Seems to be 40% faster but it's really depend of compiler optimizations ;-)

for (i=1, j=2, msk=1; i<0x100000000; i<<=2, j<<=2, msk<<=1) {
    if (A & msk) C |= i;
    if (B & msk) C |= j;
}

Answer 5

Turns out Tricore has a BMERGE instruction that does precisely what you want -- it takes two 16-bit values and interleaves the bits. If you're using the gcc-based toolchain, you should be able to use a single inline asm statement -- something like:

asm("bmerge %0,%1,%2" : "=r"(C) : "r"(A), "r"(B))

There's also a BSPLIT instruction that does the reverse.

Answer 6

The most likely type of solution to work on an MCU (which might be 8-bit and probably doesn't have a barrel shifter) is hand-coded assembly along these lines (taking A, B, and CL/CH as 16-bit registers):

LOOP:
  MOV CNT, 16
  RRC A     ; rotate A right through the carry
  RRC CH    ; carry enters C at the top
  RRC CL    ; continue roll through CL
  RRC B
  RRC CH
  RRC CL
  DJNZ CNT,LOOP

(Obviously each RRC becomes two if the MCU is 8-bit).

This solution "shuffles" the bits together while only rotating one bit per cycle, which any MCU can do.
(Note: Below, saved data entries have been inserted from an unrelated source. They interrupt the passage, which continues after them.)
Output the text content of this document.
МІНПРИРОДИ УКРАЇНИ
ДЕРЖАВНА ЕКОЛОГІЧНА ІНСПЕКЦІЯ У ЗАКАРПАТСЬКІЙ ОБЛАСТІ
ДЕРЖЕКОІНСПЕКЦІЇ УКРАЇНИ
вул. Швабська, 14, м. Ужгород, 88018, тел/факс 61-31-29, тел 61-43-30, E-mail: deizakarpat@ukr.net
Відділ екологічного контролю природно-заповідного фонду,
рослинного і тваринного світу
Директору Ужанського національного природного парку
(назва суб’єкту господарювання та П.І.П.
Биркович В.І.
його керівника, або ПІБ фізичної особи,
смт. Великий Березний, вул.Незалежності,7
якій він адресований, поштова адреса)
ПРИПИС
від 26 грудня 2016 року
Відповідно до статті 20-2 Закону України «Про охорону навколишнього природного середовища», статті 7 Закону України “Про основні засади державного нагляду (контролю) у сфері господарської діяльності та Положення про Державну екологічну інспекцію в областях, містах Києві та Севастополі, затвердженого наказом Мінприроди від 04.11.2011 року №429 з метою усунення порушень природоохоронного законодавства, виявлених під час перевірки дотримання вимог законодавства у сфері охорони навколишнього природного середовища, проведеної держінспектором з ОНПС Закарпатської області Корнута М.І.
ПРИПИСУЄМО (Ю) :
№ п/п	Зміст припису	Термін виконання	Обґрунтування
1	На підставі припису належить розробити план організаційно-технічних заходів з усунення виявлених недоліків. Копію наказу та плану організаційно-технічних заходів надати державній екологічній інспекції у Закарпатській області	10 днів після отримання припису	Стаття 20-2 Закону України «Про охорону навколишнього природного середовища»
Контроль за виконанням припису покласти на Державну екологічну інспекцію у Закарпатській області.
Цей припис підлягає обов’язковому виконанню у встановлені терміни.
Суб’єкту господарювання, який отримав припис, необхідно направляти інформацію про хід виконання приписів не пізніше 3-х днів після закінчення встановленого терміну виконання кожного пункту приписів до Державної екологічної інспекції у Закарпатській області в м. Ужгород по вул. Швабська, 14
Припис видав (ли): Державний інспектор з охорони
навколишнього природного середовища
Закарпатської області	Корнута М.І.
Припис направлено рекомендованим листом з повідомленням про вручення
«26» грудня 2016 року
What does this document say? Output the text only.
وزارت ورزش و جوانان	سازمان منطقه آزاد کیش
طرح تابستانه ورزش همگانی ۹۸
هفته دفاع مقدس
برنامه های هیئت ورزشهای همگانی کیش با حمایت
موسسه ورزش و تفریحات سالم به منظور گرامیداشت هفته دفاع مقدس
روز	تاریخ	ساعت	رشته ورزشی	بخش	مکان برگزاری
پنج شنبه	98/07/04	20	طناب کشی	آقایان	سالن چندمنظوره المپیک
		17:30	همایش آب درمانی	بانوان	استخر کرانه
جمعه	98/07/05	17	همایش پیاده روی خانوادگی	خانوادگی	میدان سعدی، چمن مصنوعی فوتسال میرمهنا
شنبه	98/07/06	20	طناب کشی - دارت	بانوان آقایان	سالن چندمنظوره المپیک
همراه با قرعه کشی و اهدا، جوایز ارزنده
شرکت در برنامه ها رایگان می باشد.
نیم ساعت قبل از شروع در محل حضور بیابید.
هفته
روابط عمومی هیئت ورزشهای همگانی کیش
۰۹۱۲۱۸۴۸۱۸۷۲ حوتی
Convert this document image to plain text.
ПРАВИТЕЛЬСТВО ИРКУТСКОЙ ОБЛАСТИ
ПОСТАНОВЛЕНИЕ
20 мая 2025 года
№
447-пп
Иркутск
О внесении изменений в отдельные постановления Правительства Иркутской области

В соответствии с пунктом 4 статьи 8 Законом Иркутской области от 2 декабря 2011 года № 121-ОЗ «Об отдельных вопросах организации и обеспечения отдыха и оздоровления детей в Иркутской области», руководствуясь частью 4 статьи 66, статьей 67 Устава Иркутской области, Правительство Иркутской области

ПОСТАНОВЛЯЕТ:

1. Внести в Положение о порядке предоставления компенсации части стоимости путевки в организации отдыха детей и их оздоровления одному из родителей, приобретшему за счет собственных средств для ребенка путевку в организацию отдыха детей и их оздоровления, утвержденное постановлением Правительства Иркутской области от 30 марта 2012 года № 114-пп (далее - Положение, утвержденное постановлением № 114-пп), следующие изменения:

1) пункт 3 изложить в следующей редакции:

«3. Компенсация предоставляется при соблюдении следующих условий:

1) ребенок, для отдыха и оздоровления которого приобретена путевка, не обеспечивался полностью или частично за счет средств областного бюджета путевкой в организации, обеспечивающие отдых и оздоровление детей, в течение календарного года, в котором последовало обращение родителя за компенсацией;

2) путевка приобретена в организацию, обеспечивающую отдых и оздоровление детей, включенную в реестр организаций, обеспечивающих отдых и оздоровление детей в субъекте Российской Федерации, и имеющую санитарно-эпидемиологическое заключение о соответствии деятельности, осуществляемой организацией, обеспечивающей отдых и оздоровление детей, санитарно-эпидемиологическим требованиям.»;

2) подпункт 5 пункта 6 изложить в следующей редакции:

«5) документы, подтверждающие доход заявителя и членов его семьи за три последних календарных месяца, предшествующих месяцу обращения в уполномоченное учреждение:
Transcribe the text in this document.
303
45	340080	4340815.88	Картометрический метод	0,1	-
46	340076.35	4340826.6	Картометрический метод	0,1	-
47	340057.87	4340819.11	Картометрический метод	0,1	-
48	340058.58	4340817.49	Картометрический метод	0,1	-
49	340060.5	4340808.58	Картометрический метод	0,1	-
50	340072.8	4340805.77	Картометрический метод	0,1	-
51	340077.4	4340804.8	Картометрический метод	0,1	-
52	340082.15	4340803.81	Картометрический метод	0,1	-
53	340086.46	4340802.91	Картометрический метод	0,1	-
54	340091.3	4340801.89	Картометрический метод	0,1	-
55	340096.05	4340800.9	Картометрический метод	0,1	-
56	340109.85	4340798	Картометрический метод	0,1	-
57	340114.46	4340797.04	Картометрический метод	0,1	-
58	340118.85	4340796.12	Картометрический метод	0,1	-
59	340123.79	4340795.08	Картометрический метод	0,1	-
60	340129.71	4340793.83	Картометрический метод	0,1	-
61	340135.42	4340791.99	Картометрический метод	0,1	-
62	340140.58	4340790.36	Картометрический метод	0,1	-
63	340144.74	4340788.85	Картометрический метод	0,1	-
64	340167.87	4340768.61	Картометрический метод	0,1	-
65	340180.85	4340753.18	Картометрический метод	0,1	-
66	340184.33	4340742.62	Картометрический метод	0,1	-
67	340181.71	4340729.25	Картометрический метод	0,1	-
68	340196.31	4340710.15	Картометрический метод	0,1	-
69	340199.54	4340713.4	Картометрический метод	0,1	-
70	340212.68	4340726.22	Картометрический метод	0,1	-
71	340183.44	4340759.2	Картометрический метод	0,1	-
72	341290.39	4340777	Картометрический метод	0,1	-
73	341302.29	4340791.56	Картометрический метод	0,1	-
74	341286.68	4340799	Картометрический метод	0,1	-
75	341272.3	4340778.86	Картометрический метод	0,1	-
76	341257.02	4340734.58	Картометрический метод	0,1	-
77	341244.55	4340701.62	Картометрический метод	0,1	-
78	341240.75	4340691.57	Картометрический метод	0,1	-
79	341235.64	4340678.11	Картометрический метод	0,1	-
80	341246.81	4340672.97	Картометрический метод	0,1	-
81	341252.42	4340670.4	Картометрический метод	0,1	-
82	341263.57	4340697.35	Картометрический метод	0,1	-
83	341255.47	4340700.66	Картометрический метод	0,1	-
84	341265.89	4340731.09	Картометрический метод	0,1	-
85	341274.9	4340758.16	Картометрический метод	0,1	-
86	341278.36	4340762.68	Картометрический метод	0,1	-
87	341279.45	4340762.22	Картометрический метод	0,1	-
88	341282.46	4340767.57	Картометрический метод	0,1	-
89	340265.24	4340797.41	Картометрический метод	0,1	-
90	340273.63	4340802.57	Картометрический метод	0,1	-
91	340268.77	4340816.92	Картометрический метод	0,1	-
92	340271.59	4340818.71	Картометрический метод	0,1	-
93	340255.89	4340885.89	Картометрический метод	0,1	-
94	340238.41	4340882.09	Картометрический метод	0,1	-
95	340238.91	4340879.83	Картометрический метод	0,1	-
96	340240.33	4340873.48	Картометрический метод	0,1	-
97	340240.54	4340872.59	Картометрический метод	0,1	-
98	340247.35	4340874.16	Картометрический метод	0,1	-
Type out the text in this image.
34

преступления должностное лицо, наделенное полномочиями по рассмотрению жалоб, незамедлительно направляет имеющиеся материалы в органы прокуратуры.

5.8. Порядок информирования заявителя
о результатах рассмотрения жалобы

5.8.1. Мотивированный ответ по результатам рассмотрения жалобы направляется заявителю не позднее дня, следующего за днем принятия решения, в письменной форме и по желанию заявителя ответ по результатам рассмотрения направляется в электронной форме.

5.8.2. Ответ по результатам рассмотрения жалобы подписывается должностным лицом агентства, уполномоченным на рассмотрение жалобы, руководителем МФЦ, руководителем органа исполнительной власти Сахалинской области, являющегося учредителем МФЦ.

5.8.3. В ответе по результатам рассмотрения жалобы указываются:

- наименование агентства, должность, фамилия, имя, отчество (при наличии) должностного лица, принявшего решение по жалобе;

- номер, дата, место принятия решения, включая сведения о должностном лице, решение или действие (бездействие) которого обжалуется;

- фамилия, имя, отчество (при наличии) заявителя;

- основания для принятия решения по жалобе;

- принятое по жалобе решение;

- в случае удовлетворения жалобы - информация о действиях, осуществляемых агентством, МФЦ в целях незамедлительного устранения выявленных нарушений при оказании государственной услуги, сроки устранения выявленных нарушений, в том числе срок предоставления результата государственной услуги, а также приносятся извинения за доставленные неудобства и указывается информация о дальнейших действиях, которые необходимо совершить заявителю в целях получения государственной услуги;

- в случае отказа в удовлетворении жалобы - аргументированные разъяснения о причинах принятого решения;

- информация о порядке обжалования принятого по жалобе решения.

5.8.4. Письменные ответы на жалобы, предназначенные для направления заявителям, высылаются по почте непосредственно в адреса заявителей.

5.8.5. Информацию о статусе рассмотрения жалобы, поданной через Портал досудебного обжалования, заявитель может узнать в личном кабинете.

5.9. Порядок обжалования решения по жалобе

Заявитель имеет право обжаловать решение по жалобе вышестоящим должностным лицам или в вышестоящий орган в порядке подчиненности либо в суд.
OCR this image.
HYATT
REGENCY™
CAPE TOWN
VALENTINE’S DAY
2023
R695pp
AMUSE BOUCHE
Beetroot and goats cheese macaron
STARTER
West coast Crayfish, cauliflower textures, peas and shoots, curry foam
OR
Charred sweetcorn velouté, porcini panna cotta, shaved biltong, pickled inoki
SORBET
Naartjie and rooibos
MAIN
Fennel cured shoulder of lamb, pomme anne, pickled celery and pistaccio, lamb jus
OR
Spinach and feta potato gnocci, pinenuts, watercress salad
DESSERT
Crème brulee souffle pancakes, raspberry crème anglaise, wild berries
You can try to write this in C but you'll need a very good optimizer to produce this sequence of instructions from something like lsb = A & 1; A >>= 1; C >>=1; C |= lsb << 31;

EDIT: With a 32-bit CPU you could consider all of the options listed at Bit Twiddling Hacks.

Answer 7

Try this :

for (i = 0; i < 32; i+=2)
{
    int i2 = i >> 1 ;
    int andval = 1 << i2 ;
    C |=  (A & andval) << i2;
    C |=  (B & andval) << (i2 + 1);
}

but your compiler has probably done this optimisation already.